Bearish view
- Sell the EUR/USD pair and set a take-profit at 1.0550.
- Add a stop-loss at 1.0750.
- Timeline: 1-2 days.
Bullish view
- Set a buy-stop at 1.0700 and a take-profit at 1.0800.
- Add a stop-loss at 1.0600.
The EUR/USD exchange rate moved sideways for the second day on Tuesday after the strong economic data from Europe and the United States. It remained at the important support level at 1.0660, which was a few points above last Friday’s low of 1.0612.
FOMC minutes ahead
S&P Global published relatively encouraging economic numbers from Europe and the United States on Tuesday. In Europe, flash services PMI numbers rose from 50.8 to 53, signaling that service providers continued their recovery in February.
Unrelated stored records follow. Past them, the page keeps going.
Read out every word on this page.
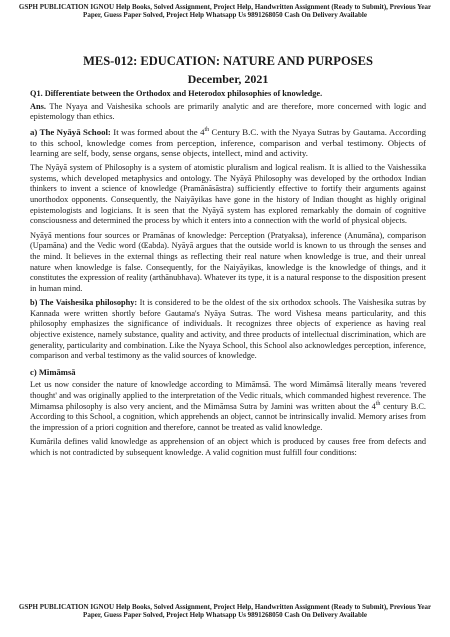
GSPH PUBLICATION IGNOU Help Books, Solved Assignment, Project Help, Handwritten Assignment (Ready to Submit), Previous Year Paper, Guess Paper Solved, Project Help Whatsapp Us 9891268050 Cash On Delivery Available
MES-012: EDUCATION: NATURE AND PURPOSES
December, 2021

Q1. Differentiate between the Orthodox and Heterodox philosophies of knowledge.

Ans. The Nyaya and Vaishesika schools are primarily analytic and are therefore, more concerned with logic and epistemology than ethics.

a) The Nyāyā School: It was formed about the 4th Century B.C. with the Nyaya Sutras by Gautama. According to this school, knowledge comes from perception, inference, comparison and verbal testimony. Objects of learning are self, body, sense organs, sense objects, intellect, mind and activity.

The Nyāyā system of Philosophy is a system of atomistic pluralism and logical realism. It is allied to the Vaishessika systems, which developed metaphysics and ontology. The Nyāyā Philosophy was developed by the orthodox Indian thinkers to invent a science of knowledge (Pramānāsāstra) sufficiently effective to fortify their arguments against unorthodox opponents. Consequently, the Naiyāyikas have gone in the history of Indian thought as highly original epistemologists and logicians. It is seen that the Nyāyā system has explored remarkably the domain of cognitive consciousness and determined the process by which it enters into a connection with the world of physical objects.

Nyāyā mentions four sources or Pramānas of knowledge: Perception (Pratyaksa), inference (Anumāna), comparison (Upamāna) and the Vedic word (Œabda). Nyāyā argues that the outside world is known to us through the senses and the mind. It believes in the external things as reflecting their real nature when knowledge is true, and their unreal nature when knowledge is false. Consequently, for the Naiyāyikas, knowledge is the knowledge of things, and it constitutes the expression of reality (arthānubhava). Whatever its type, it is a natural response to the disposition present in human mind.

b) The Vaishesika philosophy: It is considered to be the oldest of the six orthodox schools. The Vaishesika sutras by Kannada were written shortly before Gautama's Nyāya Sutras. The word Vishesa means particularity, and this philosophy emphasizes the significance of individuals. It recognizes three objects of experience as having real objective existence, namely substance, quality and activity, and three products of intellectual discrimination, which are generality, particularity and combination. Like the Nyaya School, this School also acknowledges perception, inference, comparison and verbal testimony as the valid sources of knowledge.

c) Mimāmsā

Let us now consider the nature of knowledge according to Mimāmsā. The word Mimāmsā literally means 'revered thought' and was originally applied to the interpretation of the Vedic rituals, which commanded highest reverence. The Mimamsa philosophy is also very ancient, and the Mimāmsa Sutra by Jamini was written about the 4th century B.C. According to this School, a cognition, which apprehends an object, cannot be intrinsically invalid. Memory arises from the impression of a priori cognition and therefore, cannot be treated as valid knowledge.

Kumārila defines valid knowledge as apprehension of an object which is produced by causes free from defects and which is not contradicted by subsequent knowledge. A valid cognition must fulfill four conditions:

GSPH PUBLICATION IGNOU Help Books, Solved Assignment, Project Help, Handwritten Assignment (Ready to Submit), Previous Year Paper, Guess Paper Solved, Project Help Whatsapp Us 9891268050 Cash On Delivery Available
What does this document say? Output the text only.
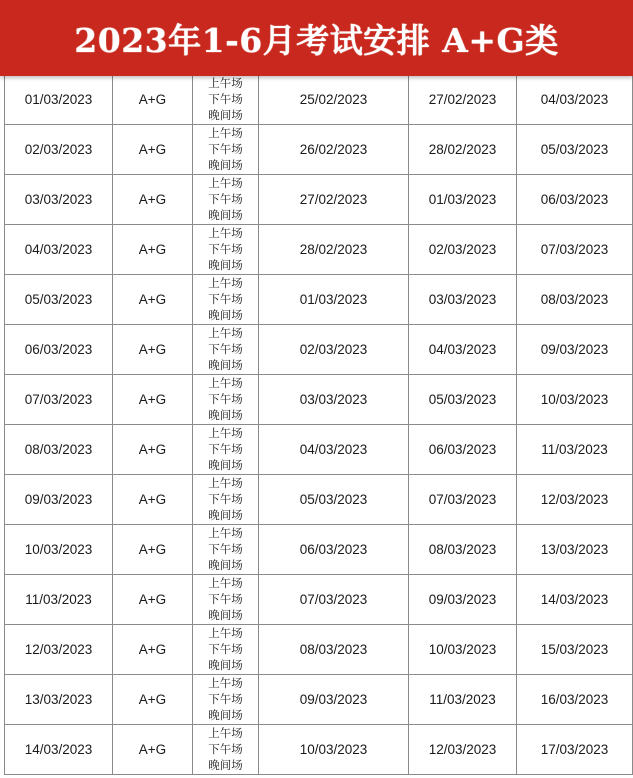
2023年1-6月考试安排 A+G类
01/03/2023	A+G	上午场
下午场
晚间场	25/02/2023	27/02/2023	04/03/2023
02/03/2023	A+G	上午场
下午场
晚间场	26/02/2023	28/02/2023	05/03/2023
03/03/2023	A+G	上午场
下午场
晚间场	27/02/2023	01/03/2023	06/03/2023
04/03/2023	A+G	上午场
下午场
晚间场	28/02/2023	02/03/2023	07/03/2023
05/03/2023	A+G	上午场
下午场
晚间场	01/03/2023	03/03/2023	08/03/2023
06/03/2023	A+G	上午场
下午场
晚间场	02/03/2023	04/03/2023	09/03/2023
07/03/2023	A+G	上午场
下午场
晚间场	03/03/2023	05/03/2023	10/03/2023
08/03/2023	A+G	上午场
下午场
晚间场	04/03/2023	06/03/2023	11/03/2023
09/03/2023	A+G	上午场
下午场
晚间场	05/03/2023	07/03/2023	12/03/2023
10/03/2023	A+G	上午场
下午场
晚间场	06/03/2023	08/03/2023	13/03/2023
11/03/2023	A+G	上午场
下午场
晚间场	07/03/2023	09/03/2023	14/03/2023
12/03/2023	A+G	上午场
下午场
晚间场	08/03/2023	10/03/2023	15/03/2023
13/03/2023	A+G	上午场
下午场
晚间场	09/03/2023	11/03/2023	16/03/2023
14/03/2023	A+G	上午场
下午场
晚间场	10/03/2023	12/03/2023	17/03/2023
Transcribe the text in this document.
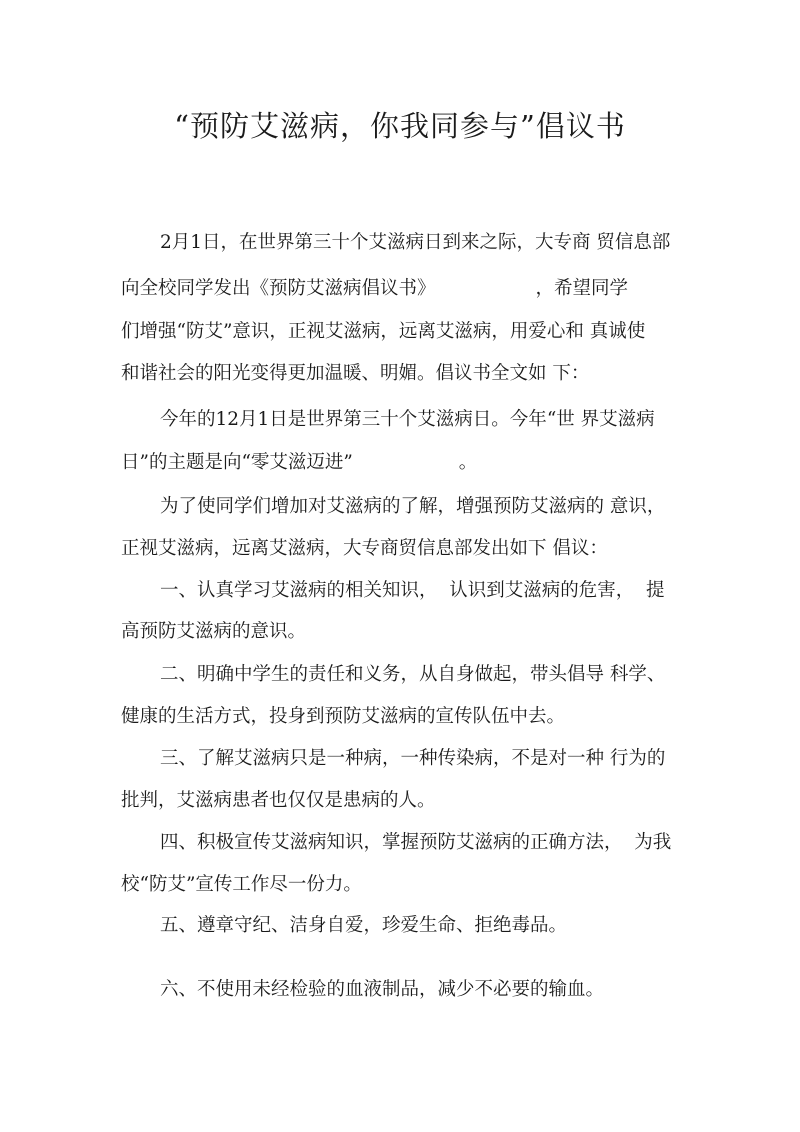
“预防艾滋病，你我同参与”倡议书
2月1日，在世界第三十个艾滋病日到来之际，大专商 贸信息部
向全校同学发出《预防艾滋病倡议书》                 ，希望同学
们增强“防艾”意识，正视艾滋病，远离艾滋病，用爱心和 真诚使
和谐社会的阳光变得更加温暖、明媚。倡议书全文如 下：
今年的12月1日是世界第三十个艾滋病日。今年“世 界艾滋病
日”的主题是向“零艾滋迈进”                  。
为了使同学们增加对艾滋病的了解，增强预防艾滋病的 意识，
正视艾滋病，远离艾滋病，大专商贸信息部发出如下 倡议：
一、认真学习艾滋病的相关知识，  认识到艾滋病的危害，  提
高预防艾滋病的意识。
二、明确中学生的责任和义务，从自身做起，带头倡导 科学、
健康的生活方式，投身到预防艾滋病的宣传队伍中去。
三、了解艾滋病只是一种病，一种传染病，不是对一种 行为的
批判，艾滋病患者也仅仅是患病的人。
四、积极宣传艾滋病知识，掌握预防艾滋病的正确方法，  为我
校“防艾”宣传工作尽一份力。
五、遵章守纪、洁身自爱，珍爱生命、拒绝毒品。
六、不使用未经检验的血液制品，减少不必要的输血。
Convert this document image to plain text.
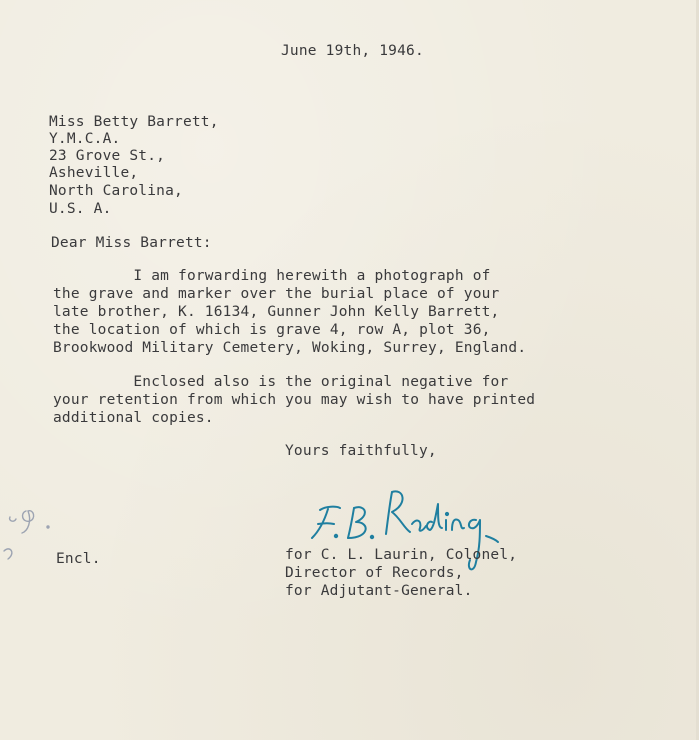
June 19th, 1946.
Miss Betty Barrett,
Y.M.C.A.
23 Grove St.,
Asheville,
North Carolina,
U.S. A.
Dear Miss Barrett:
I am forwarding herewith a photograph of
the grave and marker over the burial place of your
late brother, K. 16134, Gunner John Kelly Barrett,
the location of which is grave 4, row A, plot 36,
Brookwood Military Cemetery, Woking, Surrey, England.
Enclosed also is the original negative for
your retention from which you may wish to have printed
additional copies.
Yours faithfully,
Encl.	for C. L. Laurin, Colonel,
Director of Records,
for Adjutant-General.
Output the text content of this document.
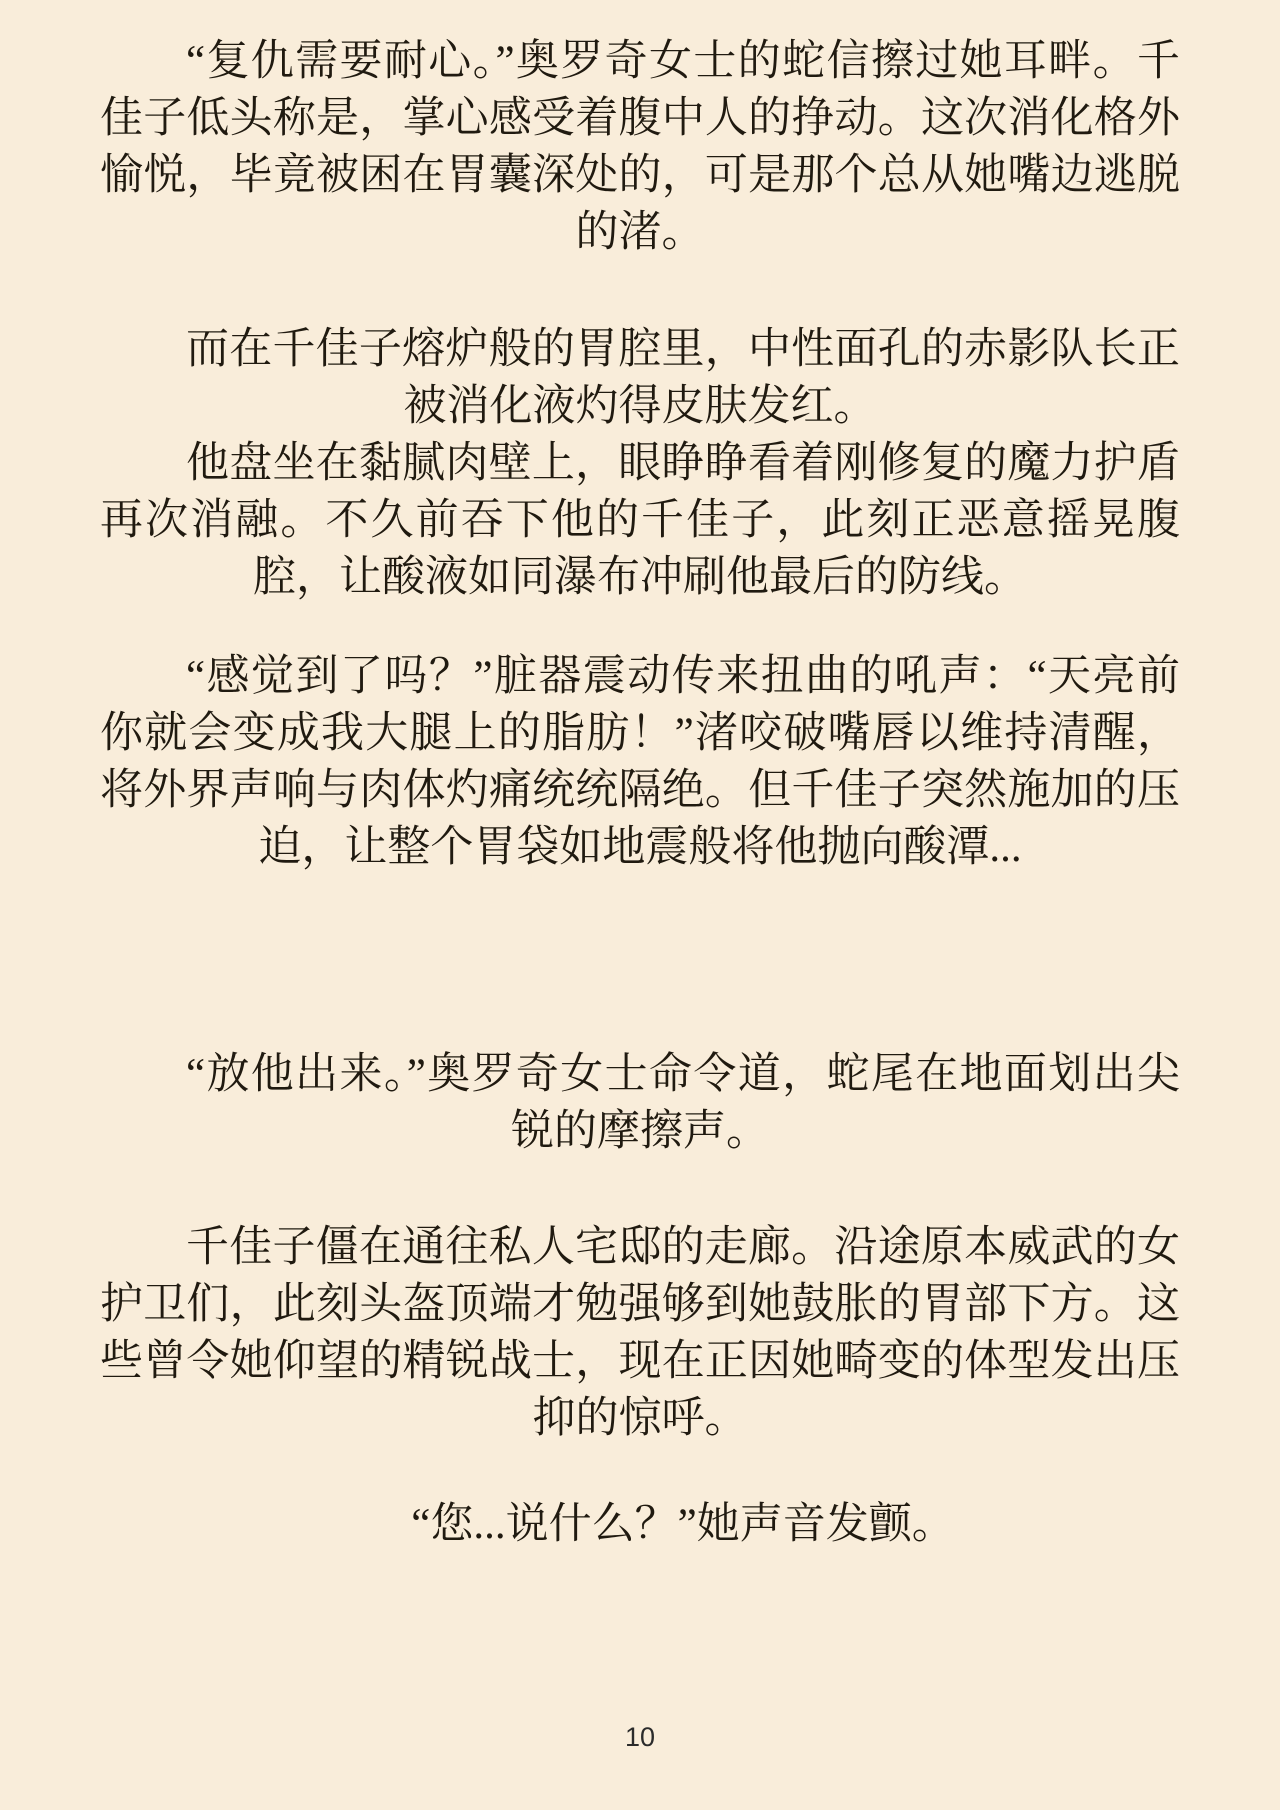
“复仇需要耐心。”奥罗奇女士的蛇信擦过她耳畔。千佳子低头称是，掌心感受着腹中人的挣动。这次消化格外愉悦，毕竟被困在胃囊深处的，可是那个总从她嘴边逃脱的渚。

而在千佳子熔炉般的胃腔里，中性面孔的赤影队长正被消化液灼得皮肤发红。

他盘坐在黏腻肉壁上，眼睁睁看着刚修复的魔力护盾再次消融。不久前吞下他的千佳子，此刻正恶意摇晃腹腔，让酸液如同瀑布冲刷他最后的防线。

“感觉到了吗？”脏器震动传来扭曲的吼声：“天亮前你就会变成我大腿上的脂肪！”渚咬破嘴唇以维持清醒，将外界声响与肉体灼痛统统隔绝。但千佳子突然施加的压迫，让整个胃袋如地震般将他抛向酸潭...

“放他出来。”奥罗奇女士命令道，蛇尾在地面划出尖锐的摩擦声。

千佳子僵在通往私人宅邸的走廊。沿途原本威武的女护卫们，此刻头盔顶端才勉强够到她鼓胀的胃部下方。这些曾令她仰望的精锐战士，现在正因她畸变的体型发出压抑的惊呼。

“您...说什么？”她声音发颤。

10
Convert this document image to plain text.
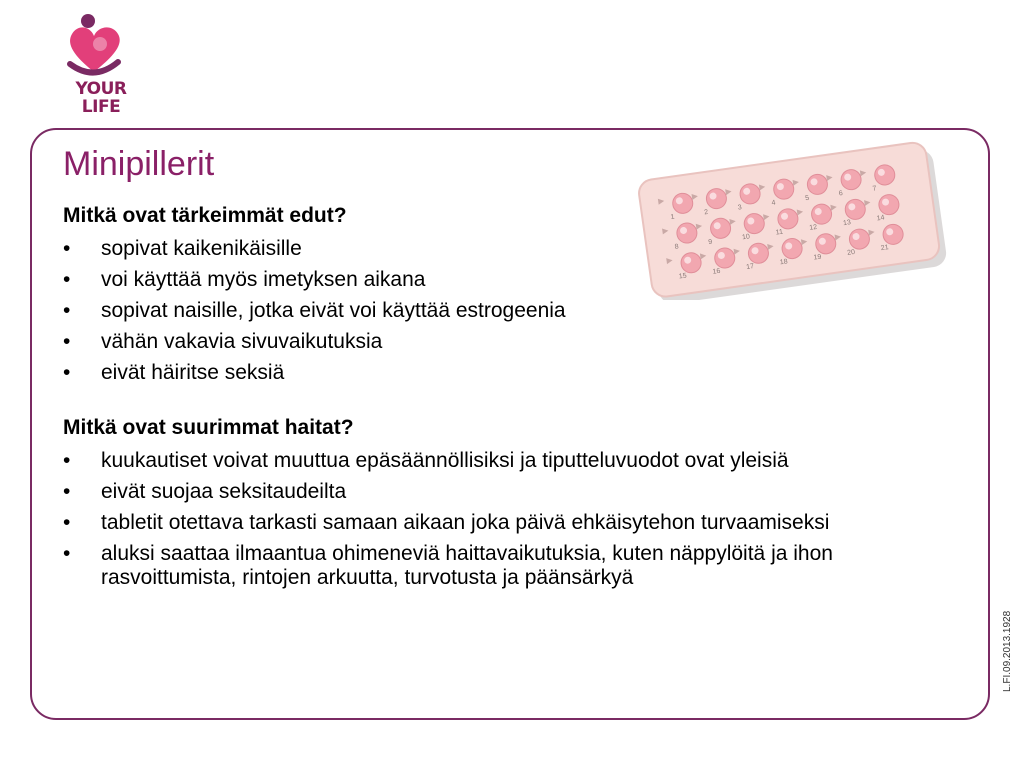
YOUR
LIFE
Minipillerit
1
2
3
4
5
6
7
8
9
10
11
12
13
14
15
16
17
18
19
20
21

Mitkä ovat tärkeimmät edut?

• sopivat kaikenikäisille
• voi käyttää myös imetyksen aikana
• sopivat naisille, jotka eivät voi käyttää estrogeenia
• vähän vakavia sivuvaikutuksia
• eivät häiritse seksiä

Mitkä ovat suurimmat haitat?

• kuukautiset voivat muuttua epäsäännöllisiksi ja tiputteluvuodot ovat yleisiä
• eivät suojaa seksitaudeilta
• tabletit otettava tarkasti samaan aikaan joka päivä ehkäisytehon turvaamiseksi
• aluksi saattaa ilmaantua ohimeneviä haittavaikutuksia, kuten näppylöitä ja ihon rasvoittumista, rintojen arkuutta, turvotusta ja päänsärkyä
L.FI.09.2013.1928
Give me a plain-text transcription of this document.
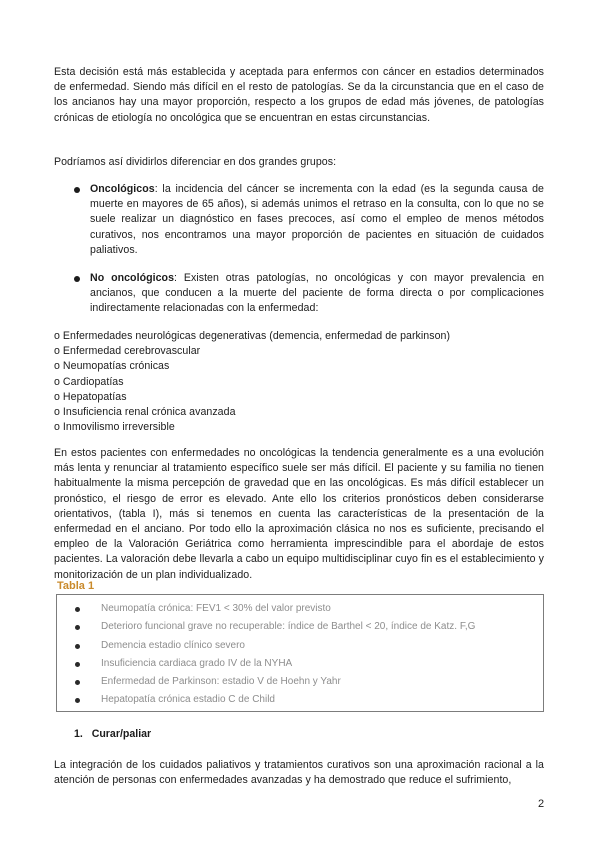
Esta decisión está más establecida y aceptada para enfermos con cáncer en estadios determinados de enfermedad. Siendo más difícil en el resto de patologías. Se da la circunstancia que en el caso de los ancianos hay una mayor proporción, respecto a los grupos de edad más jóvenes, de patologías crónicas de etiología no oncológica que se encuentran en estas circunstancias.

Podríamos así dividirlos diferenciar en dos grandes grupos:

Oncológicos: la incidencia del cáncer se incrementa con la edad (es la segunda causa de muerte en mayores de 65 años), si además unimos el retraso en la consulta, con lo que no se suele realizar un diagnóstico en fases precoces, así como el empleo de menos métodos curativos, nos encontramos una mayor proporción de pacientes en situación de cuidados paliativos.
No oncológicos: Existen otras patologías, no oncológicas y con mayor prevalencia en ancianos, que conducen a la muerte del paciente de forma directa o por complicaciones indirectamente relacionadas con la enfermedad:
o Enfermedades neurológicas degenerativas (demencia, enfermedad de parkinson)
o Enfermedad cerebrovascular
o Neumopatías crónicas
o Cardiopatías
o Hepatopatías
o Insuficiencia renal crónica avanzada
o Inmovilismo irreversible

En estos pacientes con enfermedades no oncológicas la tendencia generalmente es a una evolución más lenta y renunciar al tratamiento específico suele ser más difícil. El paciente y su familia no tienen habitualmente la misma percepción de gravedad que en las oncológicas. Es más difícil establecer un pronóstico, el riesgo de error es elevado. Ante ello los criterios pronósticos deben considerarse orientativos, (tabla I), más si tenemos en cuenta las características de la presentación de la enfermedad en el anciano. Por todo ello la aproximación clásica no nos es suficiente, precisando el empleo de la Valoración Geriátrica como herramienta imprescindible para el abordaje de estos pacientes. La valoración debe llevarla a cabo un equipo multidisciplinar cuyo fin es el establecimiento y monitorización de un plan individualizado.

Tabla 1
Neumopatía crónica: FEV1 < 30% del valor previsto
Deterioro funcional grave no recuperable: índice de Barthel < 20, índice de Katz. F,G
Demencia estadio clínico severo
Insuficiencia cardiaca grado IV de la NYHA
Enfermedad de Parkinson: estadio V de Hoehn y Yahr
Hepatopatía crónica estadio C de Child
1. Curar/paliar

La integración de los cuidados paliativos y tratamientos curativos son una aproximación racional a la atención de personas con enfermedades avanzadas y ha demostrado que reduce el sufrimiento,

2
The composite PMI rose from 50.3 to 52.3 even as the manufacturing PMI retreated.
In the US, data showed that the manufacturing PMI rose to 47.8 while the services PMI rose to 50.5. The composite PMI moved to the expansion level of 50.2. Additional data revealed that existing home sales dropped from 4.03 million in January as mortgage rates remained elevated.
There will be several important economic numbers on Wednesday. Germany, Italy, and Spain will publish their final estimate of January’s inflation numbers. While these numbers are important, they will not have a major impact on the pair since they will likely be in line with the first estimate. Germany will publish the latest business sentiment data.
The main thing that will move the EUR/USD pair will be the upcoming minutes by the Federal Reserve. These minutes will provide more information about what to expect in the coming meetings. Historically, they provide more information compared to the single-page document that accompanies the report.
EUR/USD forecast
The EUR/USD pair has been in a strong bearish trend after peaking at 1.1033 on February 3. During this retreat, the pair has moved below the 50-period moving average and the Woodie pivot point. It has also formed a slanting head and shoulders pattern while the current price coincides with the lowest point on February 13.
The MACD has formed a bullish divergence pattern while the Relative Strength Index (RSI) has remained below 50. Therefore, the pair will likely have a bearish breakout, with the next important support being at 1.0520, the lowest point on January 3.
The bearish view will become invalid if the pair manages to move above the Woodie pivot point at 1.0700 will send a signal that there are still more buyers out there. If this happens, the next key point will be the R1 to 1.0800.